Salon.com
Both Larry Augustin and Eric Steven Raymond are believers in something called “the gift economy”—a way of organizing labor in cyberspace that runs counter to the normal business practices of, say, a company like Microsoft. The gift economy, as understood by hackers on the Net, mandates that if you give (your labor, your code, your intelligence) to the greater community, the community will not only flourish, but you yourself will benefit from gifts contributed by other members of that community.
VA Linux, I soon learned, adhered to gift economy principles in ways both little and big. On the little side, VA once gave Raymond a new monitor to replace one of his that had blown up. It had also authorized a VA employee, Sam Ockman (who went on to found another pre-installed Linux hardware company, Penguin Computing), to set up an online home for the then completely non-commercial Debian distribution of Linux. Later, once VA’s hardware sales began to climb, and it started attracting significant venture capital, VA began hiring scores of prominent Linux hackers to work on enhancing Linux, and even took the symbolically dramatic step of naming Eric Raymond to its board of directors (a move that has made Raymond a very wealthy man today, with 150,000 shares of stock that is commanding well over $200 per share.)
Why should we care about this corporate generosity? Because the gift economy helped build the Internet. Free software, or open-source software, is the gift economy as applied to the creation of working code. Vast portions of the Net, its mail transport mechanisms, bulletin board discussion forums, even the Web itself, owe their creation to the willingness of programmers to write code, contribute it to the general public and reap the benefits thereof.

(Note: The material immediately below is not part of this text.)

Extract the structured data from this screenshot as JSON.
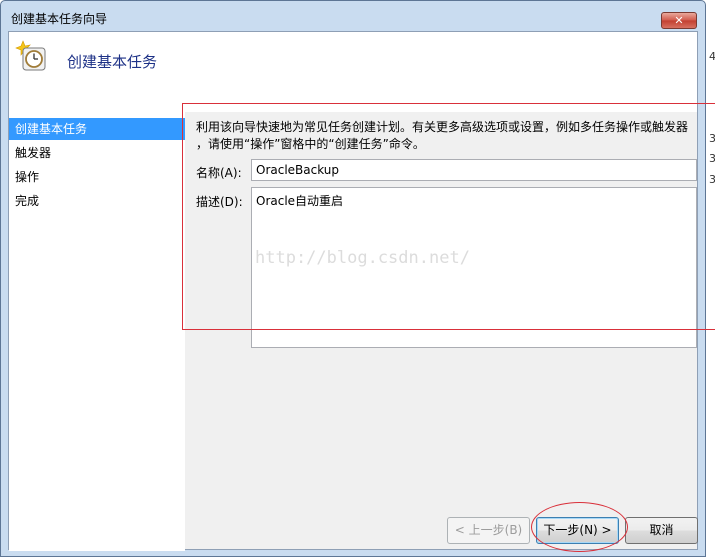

The clear result of years of gift economy behavior on the Net has been the creation of a huge publicly accessible infrastructure that facilitates cooperation and collaboration—a giant tool lending library stocked with useful items of all description. In a world that is increasingly run by and dependent on software, the creation of this library is of incalculable value. But up until very recently, the production of these tools occurred on a more or less uncoordinated, haphazard basis, according to the energy and enthusiasm of hackers working in their spare time.